Les délégués ont aussi exprimé leur désaccord au sujet des amendements proposés pour la signature de Collective Agreement avec les employés qui ne sont pas syndiqués. Les principaux orateurs de la conférence sont unanimes à dire que l’aboutissement de ces modifications aux textes de loi démontrera plutôt que l’État livre les travailleurs « désarmés de leurs droits » aux patrons.
« Kan kouple sa bann amandman-la ek prinsip concession bargaining ki finn introdwir dan nuvo lezislasyon, nu kapav atann ki pu ena degradasyon mazer dan kondisyon travay bann travayer Moris/Rodrig. Se akek bann pseudo-collective agreement ki patrona pu rod fors travayer ki pa sindike sinye », fait-on comprendre.

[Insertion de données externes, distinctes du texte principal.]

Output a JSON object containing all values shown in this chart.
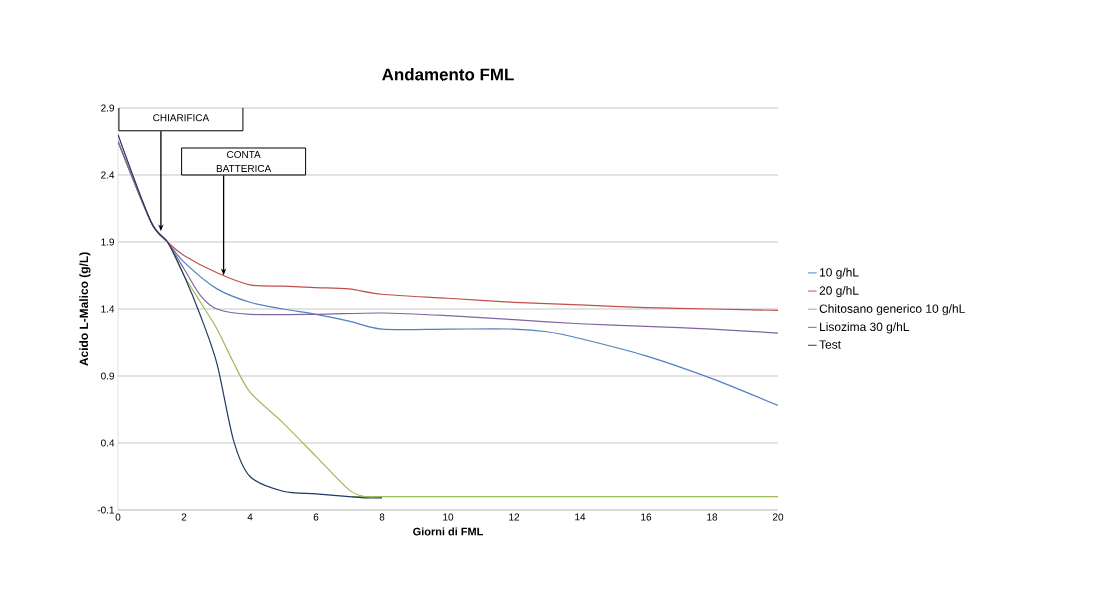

La commission spéciale devrait ainsi finaliser son mémorandum le samedi 2 juin. La CSG-Solidarité est toujours dans l’attente d’une rencontre avec le Premier ministre pour discuter des amendements aux deux lois du travail. C’est aux prochains échanges samedi que la commission sera informée de la réponse de Navin Ramgoolam. « Bann prosain laksyon CSG-Solidarité pu fer lor baz memorandum CSG ek lor evantyel refi Premye minis pu zwenn nu », conclut Ashok Subron.